Now she wants those professionals to think about joining her by leaving the rat race to take the plunge into teaching.

Kellaway has co-founded a new charity, Now Teach, to tempt other high-flyers at or near the end of their careers to help address the teacher recruitment crisis by switching to teaching. She will start teaching maths in a “challenging” London secondary school next year.

Inspired by Teach First

Explaining why she set up the charity, she says she was inspired by Teach First, where her daughter trained to be a teacher four years ago.

However, while Teach First offered a new route into the profession for high-performing graduates, there didn’t seem to be a similar gateway for people reaching the end of their career.

“It seems to me there is no organisation that is thinking specifically about their needs in terms of support…in terms of marketing, selection, the whole thing. That’s what we’re trying to do.”

From the response that Now Teach has received since it was launched, she is confident that there is a pool of candidates out there to be supported.

“It’s tapped into a real theme of, I think, disaffection among older people who have been doing corporate jobs,” she says.

‘I think we have a sort of resilience that comes with age’

Kellaway argues that there are a number of things late career professionals can bring to the classroom that others might not be able to offer.

They have “a deep knowledge of the outside world”, she says. “The stories you can tell kids about the world are very different to those you might have if you’ve been a teacher all your life.”

Contacts are another plus. “If you’ve been quite successful in something else, you can pick up the phone and arrange things for the kids: speakers, work experience.”

On the question of whether career switchers could improve leadership, Kellaway stresses that her recruits will not be lecturing experienced teachers on how to do their jobs.

“We’re being very, very clear that if anybody thinks that they can march into school on day one and say ‘oh, this isn’t being very well run’, then they’ve just got another thing coming.

“But equally, anybody who has earned the respect of the other teachers by learning how to be a teacher themselves…their additional leadership [skills] could be very significant in some of the schools.”

The barrier of teacher pay

As far as potential barriers to the success of Now Teach are concerned, she accepts that first-year teacher salaries could be too low for some experienced professionals used to more generous pay packets.

But the journalist argues that her generation could be insulated from the impact by their property ownership.

“It’s my feeling that the late-stage career changers may be better placed to take a very large pay cut than the early mid-career changers, because my generation got into housing when that was affordable.”

As to whether Now Teach is a good use of resources - given that many of the career changers will be approaching retirement age and might not be in the profession for very long - Kellaway is bullish.

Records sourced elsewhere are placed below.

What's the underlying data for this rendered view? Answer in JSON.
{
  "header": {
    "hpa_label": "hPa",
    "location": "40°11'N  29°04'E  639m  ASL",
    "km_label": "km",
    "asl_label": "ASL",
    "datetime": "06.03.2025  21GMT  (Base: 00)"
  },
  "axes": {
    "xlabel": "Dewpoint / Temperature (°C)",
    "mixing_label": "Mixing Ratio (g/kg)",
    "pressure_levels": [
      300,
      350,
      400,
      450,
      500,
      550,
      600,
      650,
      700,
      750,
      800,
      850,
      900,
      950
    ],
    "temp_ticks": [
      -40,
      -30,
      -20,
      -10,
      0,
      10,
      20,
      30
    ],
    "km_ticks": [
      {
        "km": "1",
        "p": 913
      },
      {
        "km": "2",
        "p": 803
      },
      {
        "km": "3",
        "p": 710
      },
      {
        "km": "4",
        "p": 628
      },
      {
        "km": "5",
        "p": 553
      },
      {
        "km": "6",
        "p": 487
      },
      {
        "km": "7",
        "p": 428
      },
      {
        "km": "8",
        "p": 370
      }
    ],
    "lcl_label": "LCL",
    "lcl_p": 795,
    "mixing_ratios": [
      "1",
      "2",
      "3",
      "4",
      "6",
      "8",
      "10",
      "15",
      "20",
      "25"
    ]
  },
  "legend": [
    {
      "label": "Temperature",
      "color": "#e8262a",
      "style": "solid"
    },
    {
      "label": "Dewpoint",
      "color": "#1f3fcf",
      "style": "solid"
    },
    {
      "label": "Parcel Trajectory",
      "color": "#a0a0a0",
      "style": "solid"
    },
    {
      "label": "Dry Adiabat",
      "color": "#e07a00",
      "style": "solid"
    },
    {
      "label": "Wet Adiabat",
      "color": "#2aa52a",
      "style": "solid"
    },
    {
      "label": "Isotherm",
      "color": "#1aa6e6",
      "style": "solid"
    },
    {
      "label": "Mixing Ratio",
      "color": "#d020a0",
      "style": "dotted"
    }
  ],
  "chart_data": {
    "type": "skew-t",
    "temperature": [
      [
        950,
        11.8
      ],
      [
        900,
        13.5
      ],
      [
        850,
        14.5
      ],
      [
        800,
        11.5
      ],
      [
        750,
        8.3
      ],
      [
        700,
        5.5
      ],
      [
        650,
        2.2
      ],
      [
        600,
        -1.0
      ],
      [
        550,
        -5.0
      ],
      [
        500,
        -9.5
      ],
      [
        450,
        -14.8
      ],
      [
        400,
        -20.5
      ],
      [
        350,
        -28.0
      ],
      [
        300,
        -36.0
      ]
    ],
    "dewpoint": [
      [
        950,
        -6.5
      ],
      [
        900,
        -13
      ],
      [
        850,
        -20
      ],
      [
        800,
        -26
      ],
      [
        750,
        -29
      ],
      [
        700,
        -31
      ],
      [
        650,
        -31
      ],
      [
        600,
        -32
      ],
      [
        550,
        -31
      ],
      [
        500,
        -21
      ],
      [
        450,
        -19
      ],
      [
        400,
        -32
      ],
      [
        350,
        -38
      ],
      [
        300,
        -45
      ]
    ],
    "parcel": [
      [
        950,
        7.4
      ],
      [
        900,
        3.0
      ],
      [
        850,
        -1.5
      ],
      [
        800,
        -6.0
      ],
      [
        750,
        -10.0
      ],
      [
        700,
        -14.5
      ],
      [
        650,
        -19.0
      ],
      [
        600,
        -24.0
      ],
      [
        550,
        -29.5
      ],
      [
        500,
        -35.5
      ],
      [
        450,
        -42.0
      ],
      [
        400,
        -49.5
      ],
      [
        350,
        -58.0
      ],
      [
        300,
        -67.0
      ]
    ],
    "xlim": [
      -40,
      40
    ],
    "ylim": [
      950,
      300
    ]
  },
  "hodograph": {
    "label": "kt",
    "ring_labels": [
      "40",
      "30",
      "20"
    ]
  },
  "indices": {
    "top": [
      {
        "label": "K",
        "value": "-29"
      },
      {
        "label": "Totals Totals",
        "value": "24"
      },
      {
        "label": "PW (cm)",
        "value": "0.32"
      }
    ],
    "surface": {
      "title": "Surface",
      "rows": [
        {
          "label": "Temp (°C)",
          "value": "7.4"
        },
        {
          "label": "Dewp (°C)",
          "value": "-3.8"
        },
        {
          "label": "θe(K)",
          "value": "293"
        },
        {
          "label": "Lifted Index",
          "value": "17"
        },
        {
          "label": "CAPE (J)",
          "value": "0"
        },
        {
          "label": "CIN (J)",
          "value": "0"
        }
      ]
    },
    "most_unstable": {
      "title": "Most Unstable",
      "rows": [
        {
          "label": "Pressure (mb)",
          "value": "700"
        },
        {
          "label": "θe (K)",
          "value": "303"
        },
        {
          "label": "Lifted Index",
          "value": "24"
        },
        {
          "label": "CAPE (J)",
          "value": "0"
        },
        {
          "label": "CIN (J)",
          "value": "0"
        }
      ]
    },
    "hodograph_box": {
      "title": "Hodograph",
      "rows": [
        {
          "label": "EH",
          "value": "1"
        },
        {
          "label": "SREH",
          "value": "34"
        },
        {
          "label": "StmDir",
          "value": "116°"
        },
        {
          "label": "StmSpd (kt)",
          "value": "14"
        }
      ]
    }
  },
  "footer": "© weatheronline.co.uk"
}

She argues that teachers are already getting “very burned out” and leaving the profession early and young. Her generation will be able to “at least match the average” career duration for teaching, she claims.

“I understand that the average length of time that anybody spends in the teaching profession is only five years. I’m going to be 58 when I start - that takes me up to 63 and I’ll already be matching the average.”

Asked whether she’s ready for what awaits her in the classroom, Kellaway admits “I don’t think you’re ever fully prepared”.

However, she thinks that those who are coming to the end of their careers have often acquired a certain resilience.

“There are different sorts of stresses that we have learned to deal with. I’m not saying that they’re worse than being a teacher - they’re different.

“But I think that we have a sort of resilience that comes with age - at least, I’m hoping that’s true because I’ll certainly need it.”